Depth-dependent driver of global soil carbon turnover times
Soil carbon fixation has the potential to offset anthropogenic carbon emissions and mitigate climate change. However, the carbon fixation capacity still remains uncertain at the global scale, and little is known about the patterns and controls of soil carbon turnover times. Here we synthesize 5188 radiocarbon measurements at the global scale, and random forest models are applied to assess the key drivers of soil carbon turnover times in different soil layers.
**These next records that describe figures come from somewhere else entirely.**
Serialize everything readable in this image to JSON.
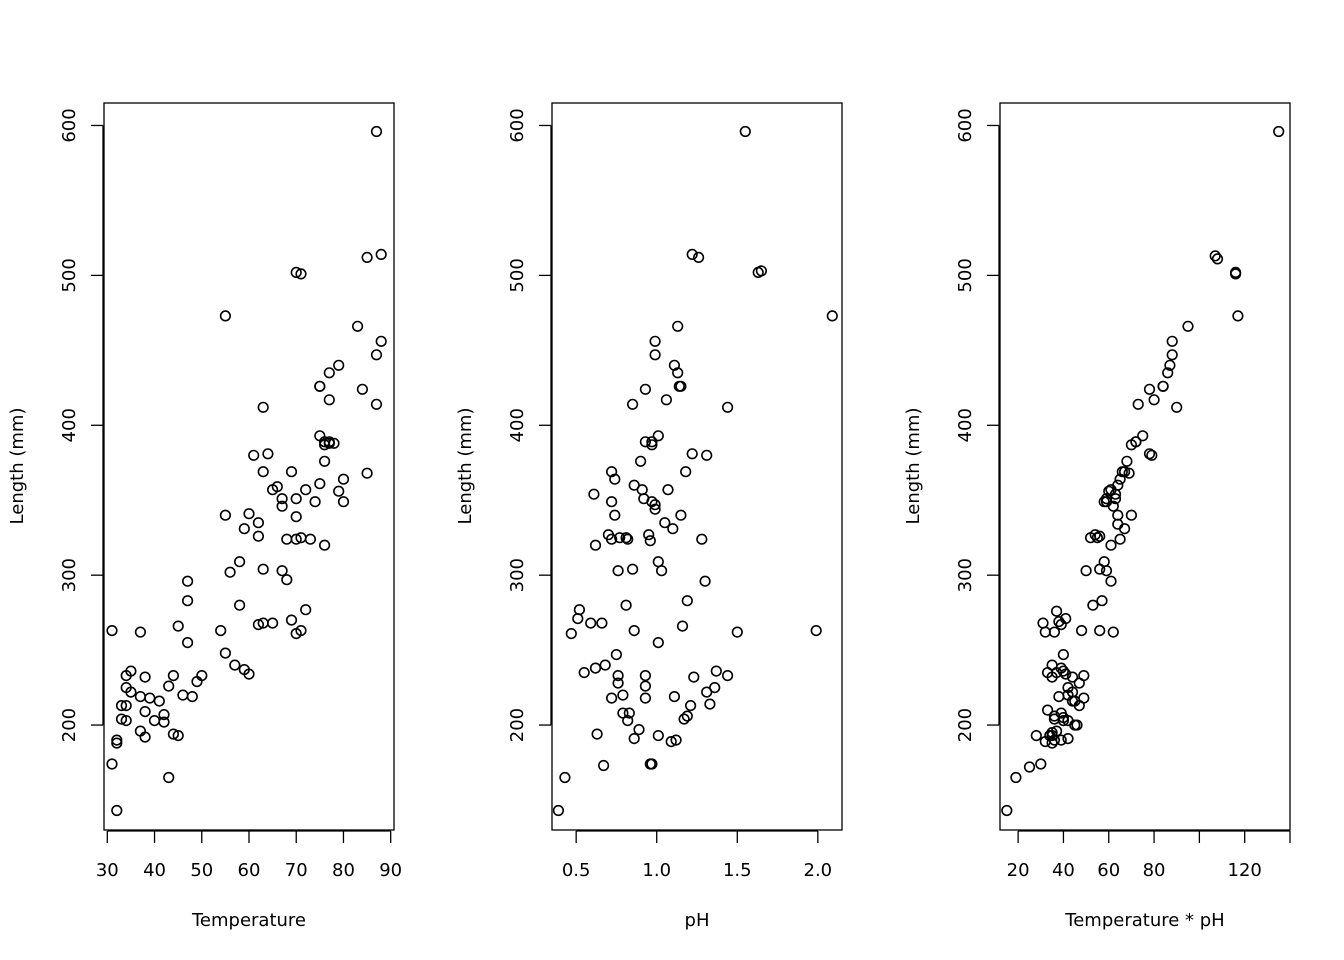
{
  "chart_data": [
    {
      "type": "scatter",
      "xlabel": "Temperature",
      "ylabel": "Length (mm)",
      "xlim": [
        29.3,
        90.7
      ],
      "ylim": [
        130,
        615
      ],
      "xticks": [
        30,
        40,
        50,
        60,
        70,
        80,
        90
      ],
      "xtick_labels": [
        "30",
        "40",
        "50",
        "60",
        "70",
        "80",
        "90"
      ],
      "yticks": [
        200,
        300,
        400,
        500,
        600
      ],
      "ytick_labels": [
        "200",
        "300",
        "400",
        "500",
        "600"
      ],
      "x": [
        87,
        70,
        71,
        55,
        88,
        85,
        83,
        88,
        87,
        79,
        77,
        75,
        75,
        84,
        77,
        87,
        63,
        75,
        77,
        76,
        76,
        64,
        61,
        76,
        80,
        69,
        85,
        78,
        63,
        77,
        66,
        65,
        72,
        70,
        75,
        74,
        80,
        79,
        67,
        58,
        60,
        62,
        67,
        70,
        76,
        71,
        70,
        73,
        68,
        67,
        55,
        59,
        62,
        63,
        58,
        56,
        68,
        47,
        47,
        31,
        54,
        45,
        37,
        70,
        72,
        69,
        63,
        62,
        71,
        65,
        50,
        60,
        55,
        46,
        44,
        57,
        59,
        35,
        38,
        41,
        43,
        48,
        34,
        34,
        37,
        45,
        47,
        49,
        39,
        35,
        33,
        34,
        38,
        32,
        37,
        34,
        33,
        40,
        32,
        42,
        42,
        44,
        31,
        38,
        43,
        32
      ],
      "y": [
        596,
        502,
        501,
        473,
        514,
        512,
        466,
        456,
        447,
        440,
        435,
        426,
        426,
        424,
        417,
        414,
        412,
        393,
        389,
        389,
        387,
        381,
        380,
        376,
        364,
        369,
        368,
        388,
        369,
        388,
        359,
        357,
        357,
        351,
        361,
        349,
        349,
        356,
        351,
        309,
        341,
        335,
        346,
        339,
        320,
        325,
        324,
        324,
        324,
        303,
        340,
        331,
        326,
        304,
        280,
        302,
        297,
        296,
        283,
        263,
        263,
        266,
        262,
        261,
        277,
        270,
        268,
        267,
        263,
        268,
        233,
        234,
        248,
        220,
        233,
        240,
        237,
        236,
        232,
        216,
        226,
        219,
        233,
        225,
        219,
        193,
        255,
        229,
        218,
        222,
        213,
        213,
        209,
        190,
        196,
        203,
        204,
        203,
        188,
        207,
        202,
        194,
        174,
        192,
        165,
        143
      ]
    },
    {
      "type": "scatter",
      "xlabel": "pH",
      "ylabel": "Length (mm)",
      "xlim": [
        0.35,
        2.15
      ],
      "ylim": [
        130,
        615
      ],
      "xticks": [
        0.5,
        1.0,
        1.5,
        2.0
      ],
      "xtick_labels": [
        "0.5",
        "1.0",
        "1.5",
        "2.0"
      ],
      "yticks": [
        200,
        300,
        400,
        500,
        600
      ],
      "ytick_labels": [
        "200",
        "300",
        "400",
        "500",
        "600"
      ],
      "x": [
        1.55,
        1.63,
        1.65,
        2.09,
        1.22,
        1.26,
        1.13,
        0.99,
        0.99,
        1.11,
        1.13,
        1.14,
        1.15,
        0.93,
        1.06,
        0.85,
        1.44,
        1.01,
        0.93,
        0.97,
        0.97,
        1.22,
        1.31,
        0.9,
        0.72,
        0.74,
        0.86,
        1.18,
        1.07,
        0.61,
        0.91,
        0.92,
        0.97,
        0.72,
        0.99,
        0.99,
        0.74,
        1.15,
        0.81,
        0.96,
        1.28,
        0.95,
        1.05,
        1.1,
        0.7,
        0.77,
        0.62,
        0.72,
        0.82,
        0.76,
        1.01,
        1.03,
        0.85,
        1.3,
        0.81,
        1.19,
        1.5,
        1.99,
        1.16,
        0.52,
        0.51,
        0.59,
        0.66,
        0.86,
        1.01,
        0.75,
        0.47,
        0.55,
        0.62,
        0.68,
        0.76,
        0.93,
        0.97,
        1.23,
        1.37,
        1.44,
        0.79,
        0.72,
        0.76,
        0.79,
        0.93,
        0.93,
        1.11,
        1.21,
        1.31,
        1.36,
        1.33,
        0.82,
        0.83,
        0.63,
        1.12,
        1.09,
        0.89,
        1.01,
        0.86,
        1.17,
        1.19,
        0.96,
        0.67,
        0.43,
        0.39
      ],
      "y": [
        596,
        502,
        503,
        473,
        514,
        512,
        466,
        456,
        447,
        440,
        435,
        426,
        426,
        424,
        417,
        414,
        412,
        393,
        389,
        389,
        387,
        381,
        380,
        376,
        369,
        364,
        360,
        369,
        357,
        354,
        357,
        351,
        349,
        349,
        347,
        344,
        340,
        340,
        325,
        323,
        324,
        327,
        335,
        331,
        327,
        325,
        320,
        324,
        324,
        303,
        309,
        303,
        304,
        296,
        280,
        283,
        262,
        263,
        266,
        277,
        271,
        268,
        268,
        263,
        255,
        247,
        261,
        235,
        238,
        240,
        233,
        233,
        174,
        232,
        236,
        233,
        220,
        218,
        228,
        208,
        218,
        226,
        219,
        213,
        222,
        225,
        214,
        203,
        208,
        194,
        190,
        189,
        197,
        193,
        191,
        204,
        206,
        174,
        173,
        165,
        143
      ]
    },
    {
      "type": "scatter",
      "xlabel": "Temperature * pH",
      "ylabel": "Length (mm)",
      "xlim": [
        12,
        140
      ],
      "ylim": [
        130,
        615
      ],
      "xticks": [
        20,
        40,
        60,
        80,
        100,
        120,
        140
      ],
      "xtick_labels": [
        "20",
        "40",
        "60",
        "80",
        "",
        "120",
        ""
      ],
      "yticks": [
        200,
        300,
        400,
        500,
        600
      ],
      "ytick_labels": [
        "200",
        "300",
        "400",
        "500",
        "600"
      ],
      "x": [
        135,
        107,
        108,
        116,
        116,
        117,
        95,
        88,
        88,
        87,
        86,
        84,
        84,
        78,
        80,
        73,
        90,
        75,
        72,
        72,
        70,
        78,
        79,
        68,
        66,
        67,
        65,
        69,
        64,
        61,
        60,
        63,
        59,
        63,
        58,
        59,
        62,
        70,
        64,
        64,
        67,
        54,
        56,
        55,
        65,
        61,
        52,
        56,
        58,
        50,
        59,
        61,
        57,
        53,
        48,
        56,
        62,
        37,
        41,
        38,
        39,
        31,
        32,
        36,
        40,
        35,
        40,
        44,
        37,
        41,
        39,
        33,
        35,
        49,
        47,
        42,
        42,
        49,
        38,
        44,
        45,
        47,
        33,
        36,
        36,
        44,
        40,
        42,
        46,
        45,
        37,
        40,
        35,
        42,
        34,
        39,
        35,
        39,
        36,
        32,
        19,
        35,
        28,
        25,
        30,
        15
      ],
      "y": [
        596,
        513,
        511,
        502,
        501,
        473,
        466,
        456,
        447,
        440,
        435,
        426,
        426,
        424,
        417,
        414,
        412,
        393,
        389,
        389,
        387,
        381,
        380,
        376,
        369,
        369,
        364,
        368,
        360,
        357,
        356,
        354,
        351,
        351,
        349,
        349,
        346,
        340,
        340,
        334,
        331,
        327,
        326,
        325,
        324,
        320,
        325,
        304,
        309,
        303,
        303,
        296,
        283,
        280,
        263,
        263,
        262,
        276,
        271,
        269,
        267,
        268,
        262,
        262,
        247,
        240,
        236,
        232,
        235,
        234,
        238,
        235,
        232,
        233,
        228,
        225,
        220,
        218,
        219,
        216,
        216,
        213,
        210,
        206,
        204,
        222,
        203,
        203,
        200,
        200,
        196,
        205,
        195,
        191,
        193,
        190,
        188,
        208,
        190,
        189,
        165,
        193,
        193,
        172,
        174,
        143
      ]
    }
  ]
}
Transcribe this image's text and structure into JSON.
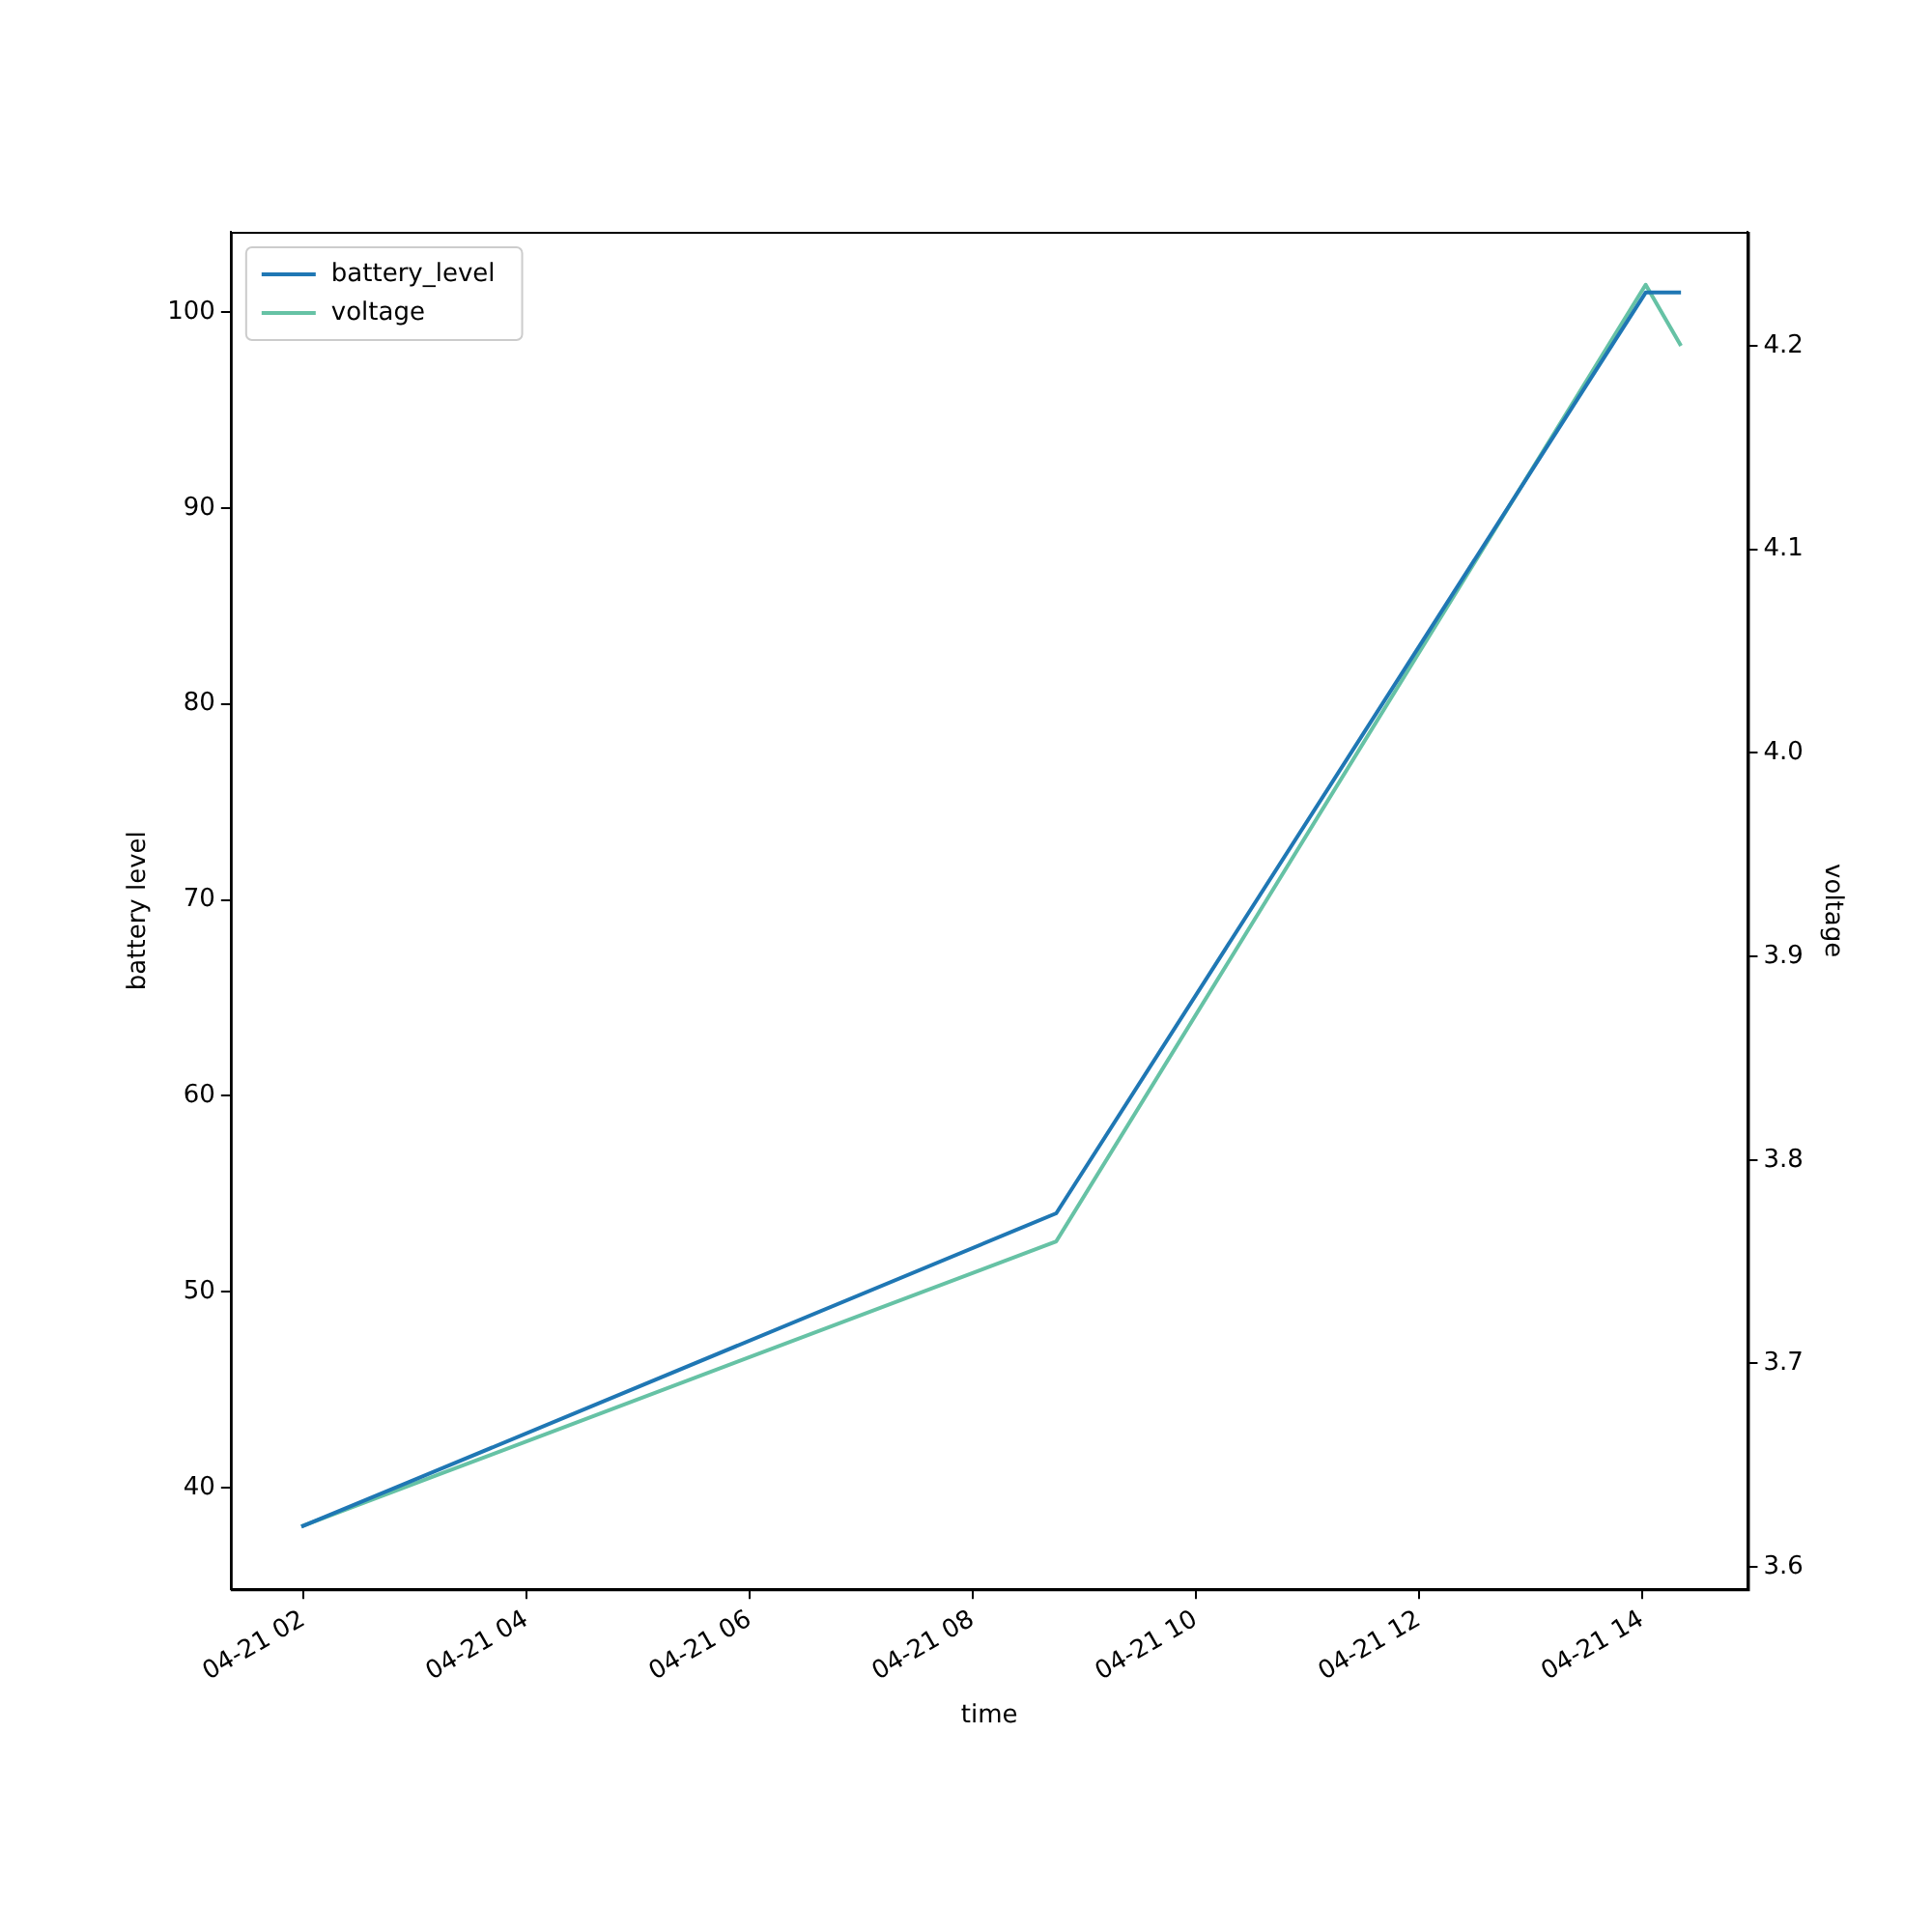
{
  "chart_data": {
    "type": "line",
    "xlabel": "time",
    "ylabel": "battery level",
    "y2label": "voltage",
    "x": [
      "--04-21T01:59",
      "--04-21T08:45",
      "--04-21T14:02",
      "--04-21T14:21"
    ],
    "xlim": [
      "--04-21T01:21",
      "--04-21T14:57"
    ],
    "xticks": [
      {
        "value": "--04-21T02:00",
        "label": "04-21 02"
      },
      {
        "value": "--04-21T04:00",
        "label": "04-21 04"
      },
      {
        "value": "--04-21T06:00",
        "label": "04-21 06"
      },
      {
        "value": "--04-21T08:00",
        "label": "04-21 08"
      },
      {
        "value": "--04-21T10:00",
        "label": "04-21 10"
      },
      {
        "value": "--04-21T12:00",
        "label": "04-21 12"
      },
      {
        "value": "--04-21T14:00",
        "label": "04-21 14"
      }
    ],
    "ylim": [
      34.8,
      104.1
    ],
    "yticks": [
      40,
      50,
      60,
      70,
      80,
      90,
      100
    ],
    "y2lim": [
      3.589,
      4.256
    ],
    "y2ticks": [
      3.6,
      3.7,
      3.8,
      3.9,
      {
        "value": 4,
        "label": "4.0"
      },
      4.1,
      4.2
    ],
    "series": [
      {
        "name": "battery_level",
        "color": "#1f77b4",
        "values": [
          38,
          54,
          101,
          101
        ]
      },
      {
        "name": "voltage",
        "color": "#66c2a5",
        "axis": "y2",
        "values": [
          3.62,
          3.76,
          4.23,
          4.2
        ]
      }
    ],
    "legend": "top left",
    "grid": false,
    "marker": "none",
    "line_style": "solid"
  }
}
We find that across the globe, the mean soil carbon turnover time (τ) is 4178 ± 106 years (mean ± standard error), but the turnover time varies significantly across different regions and land cover types, with the longest values of τ being observed in tundra and the shortest in temperate forests. Longer soil carbon turnover times are observed in the northern permafrost regions, where the mean τ value is nearly twice that of the non-permafrost regions. Furthermore, τ is generally longer in subsoil than that in topsoil across all ecosystems. Moreover, we find the key drivers of τ are depth-dependent. The most important factors affecting topsoil τ are microbes (bacteria, fungi), while soil mineral protection is the major contributor to subsoil τ. These results highlight the necessity to integrate depth-specific soil carbon turnover time and its associated drivers in carbon cycling models into future climate change scenarios.